Oh, how unsettling.  How discombobulating!  Everyone knew she sat at that very table every day at this time.  And today of all days to have her table usurped by persons with…tattoos!  She glared at the girls; they ignored her.  She ought to give them a piece of her mind.  Instead, she groped her way to the nearest table and sank into an unfamiliar chair.

While other customers got their doughnuts in a sack and their Stryfoam cups of coffee at the counter, Miss Nora insisted on being served her doughnut on a china plate with a knife and fork, and coffee in a real cup.  Miss Nora was sure Styrofoam caused cancer, infertility and plantar’s warts.

Such an upsetting day from so many quarters. Enough to ruin one’s appetite. She forced herself to eat her doughnut, chewing each bite thirty-two times so she wouldn’t choke to death.

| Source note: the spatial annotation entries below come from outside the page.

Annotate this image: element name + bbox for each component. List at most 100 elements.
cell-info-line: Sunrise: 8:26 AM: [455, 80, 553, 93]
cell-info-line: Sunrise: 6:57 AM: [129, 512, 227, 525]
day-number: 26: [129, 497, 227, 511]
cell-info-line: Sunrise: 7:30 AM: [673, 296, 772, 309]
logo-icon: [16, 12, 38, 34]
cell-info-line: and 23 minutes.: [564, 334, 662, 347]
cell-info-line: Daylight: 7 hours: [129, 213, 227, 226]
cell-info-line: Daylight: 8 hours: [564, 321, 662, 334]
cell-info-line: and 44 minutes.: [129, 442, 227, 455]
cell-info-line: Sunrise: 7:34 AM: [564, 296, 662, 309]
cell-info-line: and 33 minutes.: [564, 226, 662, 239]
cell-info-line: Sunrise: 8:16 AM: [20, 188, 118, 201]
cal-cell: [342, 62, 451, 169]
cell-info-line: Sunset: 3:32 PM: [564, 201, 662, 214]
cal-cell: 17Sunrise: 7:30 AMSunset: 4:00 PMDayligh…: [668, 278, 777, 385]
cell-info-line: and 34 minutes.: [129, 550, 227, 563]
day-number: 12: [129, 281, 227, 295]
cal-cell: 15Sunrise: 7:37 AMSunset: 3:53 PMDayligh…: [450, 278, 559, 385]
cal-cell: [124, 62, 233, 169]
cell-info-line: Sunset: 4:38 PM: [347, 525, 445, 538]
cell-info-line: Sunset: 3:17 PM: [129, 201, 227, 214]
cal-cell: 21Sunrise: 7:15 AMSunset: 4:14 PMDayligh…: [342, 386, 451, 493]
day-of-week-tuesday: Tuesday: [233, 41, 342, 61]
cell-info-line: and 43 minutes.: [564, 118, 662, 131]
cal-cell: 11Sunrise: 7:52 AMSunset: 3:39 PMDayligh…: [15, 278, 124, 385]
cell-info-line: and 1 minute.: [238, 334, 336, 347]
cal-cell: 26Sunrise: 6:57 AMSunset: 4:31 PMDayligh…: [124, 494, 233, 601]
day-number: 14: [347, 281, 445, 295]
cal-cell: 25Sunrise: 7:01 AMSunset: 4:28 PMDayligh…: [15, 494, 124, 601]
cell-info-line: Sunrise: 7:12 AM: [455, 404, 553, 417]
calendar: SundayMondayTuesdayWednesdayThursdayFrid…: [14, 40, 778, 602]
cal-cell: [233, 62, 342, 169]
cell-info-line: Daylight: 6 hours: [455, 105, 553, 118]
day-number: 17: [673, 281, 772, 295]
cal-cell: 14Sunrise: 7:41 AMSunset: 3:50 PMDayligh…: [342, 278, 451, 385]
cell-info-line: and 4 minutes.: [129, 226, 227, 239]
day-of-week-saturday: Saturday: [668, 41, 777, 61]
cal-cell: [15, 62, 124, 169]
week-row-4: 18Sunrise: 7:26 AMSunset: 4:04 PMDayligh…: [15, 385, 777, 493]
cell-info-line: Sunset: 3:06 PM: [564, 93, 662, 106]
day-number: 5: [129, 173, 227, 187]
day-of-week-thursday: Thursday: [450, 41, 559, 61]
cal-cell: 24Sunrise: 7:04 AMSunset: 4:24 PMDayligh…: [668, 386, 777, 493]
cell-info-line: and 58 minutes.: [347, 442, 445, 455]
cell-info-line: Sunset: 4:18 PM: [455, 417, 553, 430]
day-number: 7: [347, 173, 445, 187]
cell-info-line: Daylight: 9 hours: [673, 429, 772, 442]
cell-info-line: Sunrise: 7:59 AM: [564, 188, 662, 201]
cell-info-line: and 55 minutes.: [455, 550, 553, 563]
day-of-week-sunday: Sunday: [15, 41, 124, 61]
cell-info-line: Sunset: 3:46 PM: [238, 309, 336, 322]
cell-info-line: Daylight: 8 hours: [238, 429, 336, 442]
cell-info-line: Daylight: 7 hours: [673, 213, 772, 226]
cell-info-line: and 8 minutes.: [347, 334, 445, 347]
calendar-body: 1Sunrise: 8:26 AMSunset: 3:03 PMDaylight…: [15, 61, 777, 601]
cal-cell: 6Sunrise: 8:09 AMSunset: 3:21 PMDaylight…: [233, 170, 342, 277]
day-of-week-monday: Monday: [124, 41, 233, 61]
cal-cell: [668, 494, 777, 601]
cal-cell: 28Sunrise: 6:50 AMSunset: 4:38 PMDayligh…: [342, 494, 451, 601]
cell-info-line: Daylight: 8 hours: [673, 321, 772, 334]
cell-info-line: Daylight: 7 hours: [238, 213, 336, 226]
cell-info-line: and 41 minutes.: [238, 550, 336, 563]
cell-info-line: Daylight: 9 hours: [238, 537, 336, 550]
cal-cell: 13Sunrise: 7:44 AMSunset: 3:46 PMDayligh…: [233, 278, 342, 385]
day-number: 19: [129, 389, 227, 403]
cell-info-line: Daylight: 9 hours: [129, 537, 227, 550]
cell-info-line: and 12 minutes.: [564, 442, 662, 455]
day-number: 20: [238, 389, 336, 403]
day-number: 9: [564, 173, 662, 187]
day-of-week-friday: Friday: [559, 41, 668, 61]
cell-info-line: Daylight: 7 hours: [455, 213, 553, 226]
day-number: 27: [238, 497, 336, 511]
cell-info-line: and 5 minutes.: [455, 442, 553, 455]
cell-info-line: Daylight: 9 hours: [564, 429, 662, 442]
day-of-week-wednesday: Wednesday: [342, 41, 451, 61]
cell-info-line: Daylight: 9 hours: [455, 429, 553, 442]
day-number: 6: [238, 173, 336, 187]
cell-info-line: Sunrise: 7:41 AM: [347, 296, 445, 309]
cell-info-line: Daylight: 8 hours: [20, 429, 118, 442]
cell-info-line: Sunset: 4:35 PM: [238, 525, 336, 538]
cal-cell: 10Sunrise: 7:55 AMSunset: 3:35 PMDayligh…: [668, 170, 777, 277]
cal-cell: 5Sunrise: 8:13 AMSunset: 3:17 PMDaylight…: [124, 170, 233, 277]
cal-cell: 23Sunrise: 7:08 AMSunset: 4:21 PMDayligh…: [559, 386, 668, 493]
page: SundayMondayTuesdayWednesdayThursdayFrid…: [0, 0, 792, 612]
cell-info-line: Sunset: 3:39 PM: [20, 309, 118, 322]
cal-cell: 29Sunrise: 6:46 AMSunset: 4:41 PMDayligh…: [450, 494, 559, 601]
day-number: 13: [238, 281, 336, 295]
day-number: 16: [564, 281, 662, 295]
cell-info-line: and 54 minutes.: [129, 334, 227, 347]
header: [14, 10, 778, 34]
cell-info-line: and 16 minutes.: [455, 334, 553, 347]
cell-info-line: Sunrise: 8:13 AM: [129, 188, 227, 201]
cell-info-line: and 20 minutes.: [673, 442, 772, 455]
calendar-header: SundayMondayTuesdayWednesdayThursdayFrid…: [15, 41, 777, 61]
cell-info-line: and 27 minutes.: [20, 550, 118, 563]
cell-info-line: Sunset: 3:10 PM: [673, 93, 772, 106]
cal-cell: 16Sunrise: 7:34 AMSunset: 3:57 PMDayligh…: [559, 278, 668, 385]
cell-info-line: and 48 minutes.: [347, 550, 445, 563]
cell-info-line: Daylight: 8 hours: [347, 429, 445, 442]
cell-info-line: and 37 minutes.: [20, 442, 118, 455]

As she left, Miss Nora again glared at the two girls who failed to take notice.  She approached her car with caution, got in with care, backed out with prudence and drove home no faster than fifteen miles an hour—just in case that foolish Joe Bill was trying to get himself run over again.

At home, as she arranged both doughnuts on their plate to warm them in the microwave, she smelled burning plastic. Sniffing, she followed the odor to the bathroom.  The ancient hot rollers and their holder smoldered on the counter.

“Oh, my.  Oh, dear.”  She helplessly fluttered her hands as she viewed the thin line of smoke beginning to rise.  “Oh my.”

She turned on the faucet and cupped water in her hands to fling it on the primordial appliance.  The curlers sizzled and popped.  Miss Nora squealed with fright and fell backward.  If her old cat, Patty Jean, hadn’t been behind her, Miss Nora would have cracked her head on the toilet bowl.  As it was the cat yeowled beneath her and bit Miss Nora hard on the left tricep as she wriggled free.

Miss Nora lay on the floor and looked up at the ceiling.

“Oh, dear,” she said.

As she lay there contemplating accidents that seemed to run amuck today, she decided would be safer in her bed until tomorrow.

With considerable effort, Miss Nora rolled her copious body into sitting position then, wheezing, hauled herself to her feet.  She unplugged the dying, sizzling roller unit then crept into her bedroom where she undressed.

Her Tuesday nightgown had slipped off its hanger in the closet.  She picked it up off the floor and shook out the wrinkles.  She could always feel wrinkles against her skin.  The shaking dislodged a brown recluse spider that scuttled his way into the dark corner of the closet.  Miss Nora, ignorant of his presence, slid on her nightie.

She brushed her teeth while water gushed down the drain, brushed her graying hair one hundred times then crawled into bed.

How exasperating to lie in bed at ten-thirty in the morning, her routine muddled and broken!  The morning’s events had tired her, though, and her heart pounded like a runaway horse.  She’d just take a nice nap and maybe read a magazine when she woke up.

Miss Nora closed her eyes and sighed.  She was safe now.

The next morning, when Maybelle Crowley came to mop the floors, she found Miss Nora still in bed, cold and stiff, dead as last week’s fish.

“That’s the way t’go,” Maybelle told the paramedics when they showed up.  “Nice and peaceful in your sleep without a worry in the world.”